Describing the team’s operations, she likens it to a true community effort: “It’s like Cheryl, you always get the cups right? Sharon, you’re going to do your barbecue, right? Sable, you got this, right? There’s a support that’s indicative of people stepping up and people saying, ‘hey, this is what I can offer.’ It’s been great.”
The CBCSA harnessed the feeling of that support when it came to deciding on this year’s theme, which was health, wellness, and joy.
Manson says that the questions on the committee members’ minds included: “How can we recharge?,” and “How can we still have moments of joy in the face of everything?”
This month’s events included roundtable discussions like “Community Storytelling for Policy Change,”designed to discuss issues of healing and resistance, as well as a “Paint Night” at USC’s Fisher Museum, where USC alumna Keviette Mino led participants in creating works of art centered around the “Celebrating Black Joy” theme.

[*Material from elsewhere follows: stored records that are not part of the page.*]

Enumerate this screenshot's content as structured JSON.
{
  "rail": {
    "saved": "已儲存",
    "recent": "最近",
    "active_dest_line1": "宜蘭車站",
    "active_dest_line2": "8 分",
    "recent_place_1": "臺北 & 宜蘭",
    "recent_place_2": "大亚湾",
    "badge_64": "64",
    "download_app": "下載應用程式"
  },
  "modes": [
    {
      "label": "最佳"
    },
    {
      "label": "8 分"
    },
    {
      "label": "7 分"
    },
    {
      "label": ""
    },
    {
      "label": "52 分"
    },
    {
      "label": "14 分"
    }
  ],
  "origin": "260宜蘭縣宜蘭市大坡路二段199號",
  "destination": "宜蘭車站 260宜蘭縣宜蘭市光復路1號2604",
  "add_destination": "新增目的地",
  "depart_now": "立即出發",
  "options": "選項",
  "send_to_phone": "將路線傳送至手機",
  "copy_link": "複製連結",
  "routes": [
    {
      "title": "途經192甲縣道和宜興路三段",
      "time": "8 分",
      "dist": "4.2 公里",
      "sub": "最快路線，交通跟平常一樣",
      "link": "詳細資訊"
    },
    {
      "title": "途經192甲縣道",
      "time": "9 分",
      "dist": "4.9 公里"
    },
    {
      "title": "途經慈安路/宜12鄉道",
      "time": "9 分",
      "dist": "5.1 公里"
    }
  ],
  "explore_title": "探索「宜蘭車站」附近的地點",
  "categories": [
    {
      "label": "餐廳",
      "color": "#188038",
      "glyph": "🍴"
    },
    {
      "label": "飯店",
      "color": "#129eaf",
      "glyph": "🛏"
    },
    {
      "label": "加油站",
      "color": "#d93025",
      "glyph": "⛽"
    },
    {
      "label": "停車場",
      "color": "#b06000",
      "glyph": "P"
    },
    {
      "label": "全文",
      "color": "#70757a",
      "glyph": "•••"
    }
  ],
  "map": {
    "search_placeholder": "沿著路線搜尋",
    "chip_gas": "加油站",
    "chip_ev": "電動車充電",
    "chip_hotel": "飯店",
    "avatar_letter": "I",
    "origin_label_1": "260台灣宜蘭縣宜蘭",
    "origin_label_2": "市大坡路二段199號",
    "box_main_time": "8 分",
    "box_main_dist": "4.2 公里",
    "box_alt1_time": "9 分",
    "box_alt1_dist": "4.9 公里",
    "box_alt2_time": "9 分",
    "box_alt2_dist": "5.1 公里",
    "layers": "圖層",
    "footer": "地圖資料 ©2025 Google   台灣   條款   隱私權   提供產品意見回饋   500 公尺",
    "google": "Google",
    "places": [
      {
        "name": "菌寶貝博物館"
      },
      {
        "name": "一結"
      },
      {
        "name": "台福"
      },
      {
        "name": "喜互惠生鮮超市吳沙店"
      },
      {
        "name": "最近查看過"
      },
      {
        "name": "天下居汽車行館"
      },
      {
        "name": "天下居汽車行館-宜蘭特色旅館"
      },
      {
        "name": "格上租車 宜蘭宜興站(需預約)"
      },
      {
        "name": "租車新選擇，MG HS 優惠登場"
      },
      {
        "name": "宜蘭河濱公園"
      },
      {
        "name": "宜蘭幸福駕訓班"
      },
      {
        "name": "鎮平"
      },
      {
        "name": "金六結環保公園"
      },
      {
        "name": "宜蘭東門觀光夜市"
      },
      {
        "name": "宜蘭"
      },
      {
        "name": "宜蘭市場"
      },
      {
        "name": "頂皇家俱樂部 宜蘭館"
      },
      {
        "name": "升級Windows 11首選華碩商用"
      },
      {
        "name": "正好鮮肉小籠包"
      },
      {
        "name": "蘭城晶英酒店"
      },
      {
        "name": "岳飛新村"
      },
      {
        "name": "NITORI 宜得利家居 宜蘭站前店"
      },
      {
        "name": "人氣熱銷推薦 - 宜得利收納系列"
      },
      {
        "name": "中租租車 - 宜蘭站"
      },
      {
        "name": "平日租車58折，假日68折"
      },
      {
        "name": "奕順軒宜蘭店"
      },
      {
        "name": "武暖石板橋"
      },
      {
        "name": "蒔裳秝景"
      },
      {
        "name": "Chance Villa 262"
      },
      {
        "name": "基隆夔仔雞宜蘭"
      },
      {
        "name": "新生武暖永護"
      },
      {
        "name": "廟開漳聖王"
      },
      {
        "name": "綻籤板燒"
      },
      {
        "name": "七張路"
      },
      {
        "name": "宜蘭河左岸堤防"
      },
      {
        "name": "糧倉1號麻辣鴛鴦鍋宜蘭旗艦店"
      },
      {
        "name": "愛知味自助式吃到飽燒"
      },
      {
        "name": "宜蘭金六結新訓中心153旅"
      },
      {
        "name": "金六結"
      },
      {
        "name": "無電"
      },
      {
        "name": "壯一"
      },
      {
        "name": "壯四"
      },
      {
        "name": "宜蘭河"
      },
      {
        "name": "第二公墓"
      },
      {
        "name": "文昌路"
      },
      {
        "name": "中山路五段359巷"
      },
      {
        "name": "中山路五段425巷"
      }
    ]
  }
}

When it comes to their own self-care techniques, Manson and Blount both agree that it’s important to take time for themselves.
“[We on the committee] were kind of joking about how we also have to we have to practice what we preach. We also have to think about our own wellness… We can’t tell students these things when we’re also running ourselves ragged,” Manson says.
“I’m known as the ‘spa queen,’” laughs Blount. “I do a regular visit once a week, and I spend five to seven hours to take care of myself.” Gesturing to herself, she says “I need to take care of this temple here… I’m pretty seasoned, so I have to take care of these bones and flesh here.”
“Like a fine wine,” Manson chimes in.
When it comes to her self-care, Manson says she’s notorious for her love of Zumba and is looking forward to returning to in-person classes where she can get the full experience.
“A lot of dance is the team experience,” Manson says, “there’s something so spiritual about, not only the rhythms in the dance but also the collective energy. Being in a group takes that to the next level, and I’m excited to try and get back to some semblance of normalcy.”
On Friday, Feb. 25th, the campus got a taste of that coveted normalcy. The committee hosted their closing celebration event on McCarthy Quad, the first “SC Family Reunion,” where students, staff, faculty, and alumni gathered to celebrate Black joy. Attendees enjoyed live performances, music, dancing, food trucks, and a Black Excellence panel.
Manson says that she hopes the event is “a reminder that there are there are moments of joy, even as we continue progressing [through the pandemic].”
Blount echoed her sentiments, offering some parting advice to current students. “[Keep] the core, [stay] focused, [do] things that you enjoy, [and make] sure that you’re taking care of you.”
“I think that’s the beauty of the Trojan spirit,” she says. “[Let’s make] sure the next generation of students gets a full monty of what we had, and make sure the cycle continues of being mindful and caring for them as well.”